Eliane Thibault : Supercalifragilisticexpialidocious ! (Partie 3/3)

Pour lire la précédente partie de l'interview (partie 2/3), veuillez cliquer ici


Dans l'ombre des studios : Avez-vous doublé Julie Andrews en d’autres occasions ?


Je l’ai doublée dans Darling Lili (1970) en voix parlée et chantée et dans Millie (1967).

DLODS : Pourquoi ne l’avez –vous pas doublée dans La Mélodie du Bonheur ?

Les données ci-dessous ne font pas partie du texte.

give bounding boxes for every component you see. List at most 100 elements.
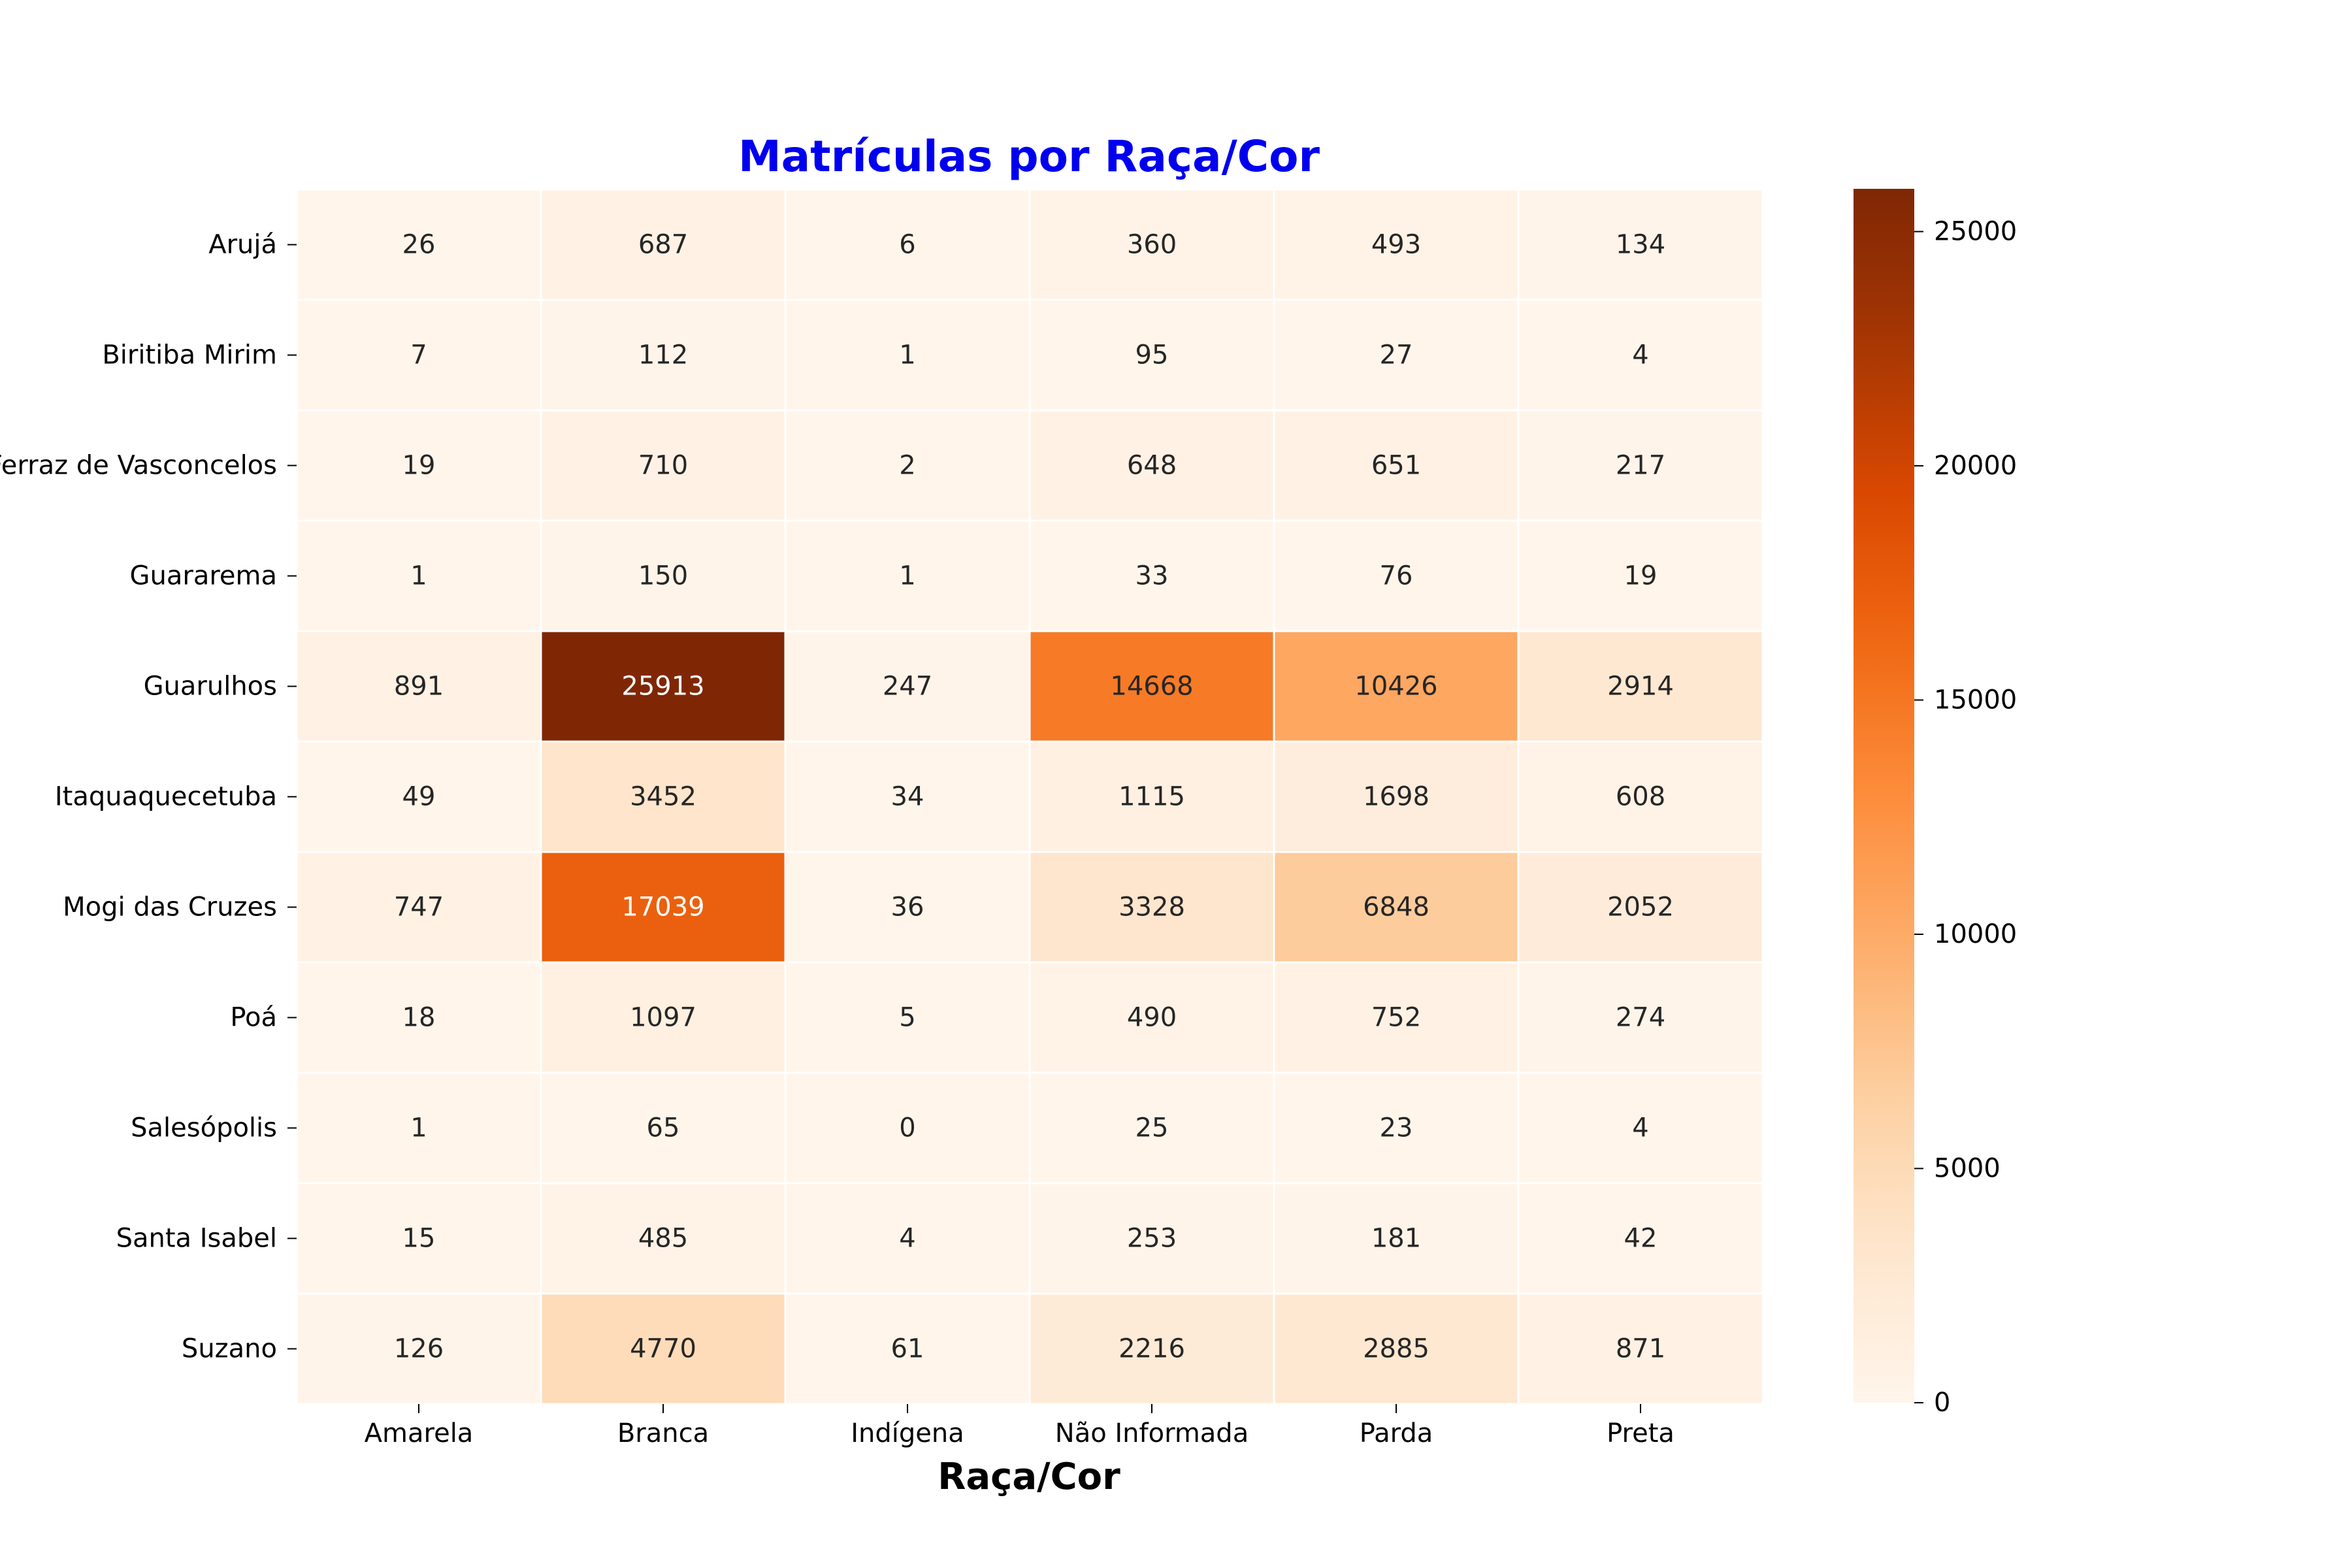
cell-value-label: 181 bbox=[1371, 1224, 1421, 1254]
heatmap-cell bbox=[295, 1071, 542, 1184]
heatmap-cell bbox=[1517, 409, 1764, 522]
heatmap-cell bbox=[540, 851, 787, 964]
heatmap-cell bbox=[1517, 851, 1764, 964]
colorbar-tick-label: 0 bbox=[1934, 1388, 1950, 1418]
cell-value-label: 217 bbox=[1616, 451, 1665, 481]
x-tick-label: Preta bbox=[1607, 1418, 1674, 1448]
heatmap-cell bbox=[1028, 188, 1275, 301]
cell-value-label: 23 bbox=[1380, 1113, 1413, 1143]
cell-value-label: 17039 bbox=[621, 892, 704, 923]
heatmap-cell bbox=[1517, 740, 1764, 853]
chart-title: Matrículas por Raça/Cor bbox=[738, 131, 1320, 182]
heatmap-cell bbox=[1028, 409, 1275, 522]
cell-value-label: 1 bbox=[410, 1113, 427, 1143]
heatmap-cell bbox=[784, 961, 1031, 1074]
cell-value-label: 4 bbox=[1632, 1113, 1648, 1143]
x-tick-label: Amarela bbox=[365, 1418, 474, 1448]
heatmap-cell bbox=[1273, 961, 1520, 1074]
cell-value-label: 2216 bbox=[1119, 1334, 1185, 1364]
cell-value-label: 18 bbox=[402, 1003, 436, 1033]
y-tick-label: Salesópolis bbox=[131, 1113, 277, 1143]
cell-value-label: 33 bbox=[1135, 561, 1169, 591]
colorbar-tick-label: 20000 bbox=[1934, 451, 2017, 481]
heatmap-cell bbox=[295, 630, 542, 743]
heatmap-cell bbox=[1028, 1292, 1275, 1405]
heatmap-cell bbox=[295, 1182, 542, 1295]
cell-value-label: 7 bbox=[410, 340, 427, 370]
heatmap-cell bbox=[1517, 1292, 1764, 1405]
y-tick-label: Guarulhos bbox=[144, 672, 277, 702]
cell-value-label: 76 bbox=[1380, 561, 1413, 591]
y-tick-label: Santa Isabel bbox=[116, 1224, 277, 1254]
cell-value-label: 6 bbox=[899, 230, 915, 260]
cell-value-label: 747 bbox=[394, 892, 444, 923]
cell-value-label: 1097 bbox=[630, 1003, 696, 1033]
heatmap-cell bbox=[1517, 961, 1764, 1074]
cell-value-label: 0 bbox=[899, 1113, 915, 1143]
cell-value-label: 4770 bbox=[630, 1334, 696, 1364]
heatmap-cell bbox=[540, 409, 787, 522]
cell-value-label: 2 bbox=[899, 451, 915, 481]
cell-value-label: 710 bbox=[638, 451, 688, 481]
heatmap-cell bbox=[540, 1071, 787, 1184]
cell-value-label: 490 bbox=[1127, 1003, 1177, 1033]
cell-value-label: 648 bbox=[1127, 451, 1177, 481]
cell-value-label: 6848 bbox=[1363, 892, 1429, 923]
cell-value-label: 14668 bbox=[1110, 672, 1193, 702]
y-tick-label: Itaquaquecetuba bbox=[55, 782, 277, 812]
heatmap-cell bbox=[295, 409, 542, 522]
heatmap-cell bbox=[1273, 740, 1520, 853]
heatmap-cell bbox=[540, 519, 787, 632]
y-tick-label: Ferraz de Vasconcelos bbox=[0, 451, 277, 481]
cell-value-label: 1115 bbox=[1119, 782, 1185, 812]
y-tick-label: Suzano bbox=[182, 1334, 277, 1364]
heatmap-cell bbox=[540, 299, 787, 412]
heatmap-cell bbox=[1273, 409, 1520, 522]
cell-value-label: 871 bbox=[1616, 1334, 1665, 1364]
heatmap-cell bbox=[1028, 519, 1275, 632]
x-axis-ticks: Amarela Branca Indígena Não Informada Parda P… bbox=[365, 1404, 1674, 1448]
cell-value-label: 150 bbox=[638, 561, 688, 591]
heatmap-cell bbox=[784, 188, 1031, 301]
cell-value-label: 1698 bbox=[1363, 782, 1429, 812]
cell-value-label: 112 bbox=[638, 340, 688, 370]
heatmap-cell bbox=[1273, 1182, 1520, 1295]
cell-value-label: 1 bbox=[410, 561, 427, 591]
colorbar-gradient bbox=[1854, 189, 1914, 1403]
x-axis-label: Raça/Cor bbox=[938, 1456, 1120, 1498]
x-tick-label: Não Informada bbox=[1055, 1418, 1249, 1448]
cell-value-label: 2885 bbox=[1363, 1334, 1429, 1364]
cell-value-label: 485 bbox=[638, 1224, 688, 1254]
cell-value-label: 274 bbox=[1616, 1003, 1665, 1033]
cell-value-label: 1 bbox=[899, 340, 915, 370]
cell-value-label: 36 bbox=[891, 892, 924, 923]
heatmap-cell bbox=[295, 740, 542, 853]
heatmap-cell bbox=[1273, 188, 1520, 301]
cell-value-label: 752 bbox=[1371, 1003, 1421, 1033]
y-tick-label: Mogi das Cruzes bbox=[63, 892, 277, 923]
y-tick-label: Arujá bbox=[208, 230, 277, 260]
heatmap-cell bbox=[540, 188, 787, 301]
cell-value-label: 134 bbox=[1616, 230, 1665, 260]
cell-value-label: 651 bbox=[1371, 451, 1421, 481]
heatmap-cell bbox=[295, 851, 542, 964]
cell-value-label: 247 bbox=[883, 672, 932, 702]
colorbar: 0 5000 10000 15000 20000 25000 bbox=[1854, 189, 2017, 1418]
cell-value-label: 19 bbox=[402, 451, 436, 481]
cell-value-label: 49 bbox=[402, 782, 436, 812]
cell-value-label: 15 bbox=[402, 1224, 436, 1254]
cell-value-label: 891 bbox=[394, 672, 444, 702]
cell-value-label: 608 bbox=[1616, 782, 1665, 812]
cell-value-label: 19 bbox=[1624, 561, 1658, 591]
heatmap-cell bbox=[1517, 299, 1764, 412]
x-tick-label: Parda bbox=[1360, 1418, 1433, 1448]
cell-value-label: 493 bbox=[1371, 230, 1421, 260]
cell-value-label: 10426 bbox=[1354, 672, 1437, 702]
heatmap-cell bbox=[784, 630, 1031, 743]
cell-value-label: 1 bbox=[899, 561, 915, 591]
cell-value-label: 3328 bbox=[1119, 892, 1185, 923]
cell-value-label: 65 bbox=[647, 1113, 680, 1143]
cell-value-label: 360 bbox=[1127, 230, 1177, 260]
y-tick-label: Poá bbox=[230, 1003, 277, 1033]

Georges et Joseph Tzipine qu’on appelait dans le métier les Frères Karamazov m’ont appelée, m’ont fait venir chez eux et j’ai passé une audition. Et c’était fait, c’est moi qui devais le faire. Et en parlant ils m’ont dit « -Mais est-ce que vous avez déjà fait du doublage ?» et je leur ai répondu « -Oui, je croyais que vous m’aviez appelée à cause de ça, je viens de faire Mary Poppins ». « -Ah, c’est vous qui avez fait Mary Poppins au studio Leredde ? », j’ai dit oui et ils m’ont répondu «- Ah, alors on est très en froid avec eux, on ne vous prend pas » et voilà, ça s’est arrêté comme ça. Et ils ont pris Mathé Altéry. Alors avec Mathé Altery ma maison de disques a eu des problèmes parce que quand on l’interviewait elle disait « Oui j’ai fait Mary Poppins et La Mélodie du Bonheur ». Alors une fois, deux fois, trois fois, et elle a eu la lettre recommandée de la maison de disques qui lui demandait un rectificatif. Alors après elle disait en interview « Oui, rendons à César ce qui est à César, je n’ai fait que La Mélodie du Bonheur » (sur un ton sec). Alors vous savez moi j’ai un bon tempérament, j’en ris de tout ça. On habitait le même quartier à l’époque, dans le XVIIème arrondissement et on s’est retrouvées un jour chez le même pharmacien, l’une derrière l’autre. Moi j’ai fait un sourire, elle a tourné la tête et ne m’a pas regardée, alors voilà… C’est idiot, hein ? Car moi aussi j’aurai pu lui faire la tête puisqu’elle n’a pas fait Mary Poppins mais moi je n’ai pas fait le doublage de La Mélodie du Bonheur, j’en ai juste fait un disque. Eh bien non, tant pis…

DLODS : C’est curieux car en effet on remarque que les Tzipine n’ont pas travaillé pour la SPS du début à la fin des années 60, alors qu’ils ont travaillé pour elle avant et bien après…

Oui c’est pour ça qu’ils devaient être très en froid avec André Theurer (directeur musical pour la SPS dans les années 60, ndlr).

DLODS : Et vous connaissiez les Tzipine avant de venir à cette audition?

Non, et je me demande comment ils m’ont appelée, comment ils m’ont connue… Moi je pensais que c’était à cause de Mary Poppins. Eh bien pas du tout parce qu’ils ne savaient pas que c’était moi, donc je ne sais pas.

DLODS : Avec les frères Tzipine vous avez fait le doublage chanté d’Angela Lansbury dans L’Apprentie Sorcière

On avait demandé à Mony Dalmès de la Comédie-Française de faire le doublage de ce film, ils voulaient que ce soit la même voix, parlée et chantée. En général, on enregistre le texte d’abord et les chansons après, et là après avoir fait le texte, en arrivant au chant elle n’en était pas capable. Alors les frères Tzipine m’ont appelée et c’est moi qui ai fait le chant. Et je les ai fait mariner et je me suis fait bien payer, car comme ils ne m’avaient pas demandé pour tout, dialogues et chant, je n’étais pas contente. Et ils ont gardé le texte de Mony Dalmès qui était très bien.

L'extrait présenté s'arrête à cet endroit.